Le pacte commercial signé demain avec la Chine est vu comme une annexion rampante.
Taiwan tomberait-elle dans un piège tendu par la Chine ? Un accord de libre-échange historique entre la République de Chine (nom officiel de Taiwan) et la Chine populaire doit être signé demain à Chongqing, dans la province du Sichuan. Il risque de bouleverser à jamais les relations entre les deux Chines, séparées depuis soixante et un ans.
Ce pacte commercial est une «chausse-trape» Qui conduira à une «funeste réunification», avertissent les partisans du Parti démocrate progressiste (DPP), qui ont protesté par dizaines de milliers, samedi, dans les rues de Taipei, capitale de l'île nationaliste. «Protégeons Taiwan !» scandaient les manifestants en exigeant un référendum. Le président taïwanais, Ma Ying-jeou, a négocié cet accord en secret avec Pékin, en dehors du cadre parlementaire. Il prend en traître les 23 millions de Taïwanais, s'est insurgé le Taipei Times : «On sait bien qu'au fond, le Président veut une réunification. Ce pacte va nous lier économiquement, puis politiquement avec la Chine.» «Heureusement qu'on a encore un système démocratique pour protéger Taiwan», s'est écrié l'ex-président Lee Teng-hui, 87 ans, principal détracteur de l'Accord cadre de coopération économique (ECFA). Lee accuse carrément Ma et son parti, le Kuomintang (KMT), de «coopérer avec les communistes de Chine pour unifier Taiwan».«Ma Ying-jeou n'est pas qualifié pour être président», a tonné Lee, qui s'est joint à la manifestation organisée par le DPP.
«Front uni». Ma certifie que l'accord n'a «rien à voir avec la politique» et qu'il sortira Taiwan de son marasme économique. Les clauses de l'ECFA sont singulièrement favorables à l'île. Pékin s'engage à réduire ses droits de douane sur 539 produits; en échange, Taiwan diminuera ses taxes à l'import sur un volume de 250 produits d'une valeur presque cinq fois moindre. Les banques taïwanaises s'installant sur le continent bénéficieront des mêmes privilèges que celles de Hongkong... qui fait officiellement partie de la Chine.
Beaucoup de Taïwanais voient dans cet accord l'application de la fameuse tactique communiste du «Front uni», visant à placer l'adversaire dans un état de dépendance afin de mieux l'étouffer.
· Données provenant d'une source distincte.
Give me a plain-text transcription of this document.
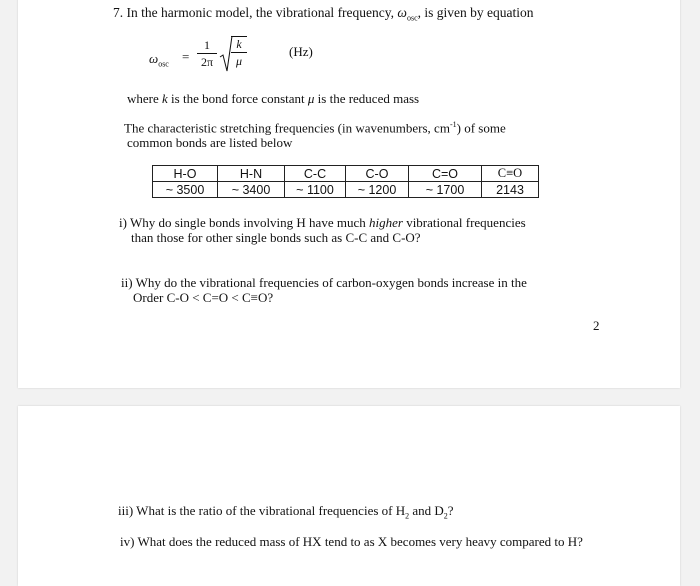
7. In the harmonic model, the vibrational frequency, $\omega_{osc}$, is given by equation
$\omega_{osc}$
= $\frac{1}{2\pi} \frac{k}{\mu}$	(Hz)
where k is the bond force constant μ is the reduced mass
The characteristic stretching frequencies (in wavenumbers, $cm^{-1}$) of some
common bonds are listed below
H-O	H-N	C-C	C-O	C=O	C≡O
~ 3500	~ 3400	~ 1100	~ 1200	~ 1700	2143
i) Why do single bonds involving H have much higher vibrational frequencies
than those for other single bonds such as C-C and C-O?
ii) Why do the vibrational frequencies of carbon-oxygen bonds increase in the
Order C-O < C=O < C≡O?
2
iii) What is the ratio of the vibrational frequencies of $H_2$ and $D_2$?
iv) What does the reduced mass of HX tend to as X becomes very heavy compared to H?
L'un des points délicats porte sur la capacité conditionnelle accordée à Taiwan par Pékin de pouvoir signer des accords de libre-échange avec d'autres pays. Pour se faire, Taipei aura besoin, au coup par coup, de l'aval de Pékin ! La Chine refusera sans doute que Taiwan utilise, dans ces accords bilatéraux, son nom officiel de «République de Chine». Depuis le rapprochement entre les deux Chine, suite à l'élection à la présidence taïwanaise de Ma Ying-jeou en 2008, ces disputes sémantiques ont été gelées. Taipei et Pékin s'accordent à dire qu'il n'y a «qu'une seule Chine» mais qu'elles divergent sur sa définition. Pékin a cessé de faire référence à sa «politique d'une seule Chine», ainsi qu'à son engagement à «reprendre Taiwan par la force si nécessaire». Ma Ying-jeou surveille lui aussi son langage. Il a affirmé, à propos des rapports avec Pékin, qu'il ne fallait pas parler de «relations internationales», ni de «relations entre deux pays», ni de «deux Chine». Il s'agit, selon lui, de «relations spéciales»...
Pékin table sur le fait que l'ancienne Formose finisse par succomber à la force de gravitation du marché chinois. La Chine est devenue le premier partenaire commercial de l'île (87 milliards de dollars d'échanges en 2009). Des centaines de milliers de Taïwanais vivent en Chine, où ils ont investi plus de 150 milliards de dollars. Les touristes chinois peuvent se rendre à Taiwan par des vols directs depuis 2008.
Échecs. La Chine populaire, qui garde 700 missiles pointés sur l'île, a néanmoins tiré les leçons de l'échec de ses tactiques martiales d'antan. Pékin avait tenté d'influencer les élections de 1996 à Taiwan, en tirant des missiles dans le détroit. Ces manoeuvres ont eu l'effet inverse, favorisant l'accession au pouvoir du DPP indépendantiste (2000-2008). Les Chinois espèrent cette fois que la manière douce favorisera la réélection de Ma Ying-jeou en 2012. Sur le long terme, cette stratégie consiste à rendre une réunification inexorable. Demain, l'ECFA doit être signé à Chongqing, capitale provisoire de la République de Chine qui fut dirigée par le KMT de Tchang Kaï-chek durant la guerre contre le Japon (1937-1945). Tout un symbole car, à l'époque, le Parti communiste et le KMT étaient alliés.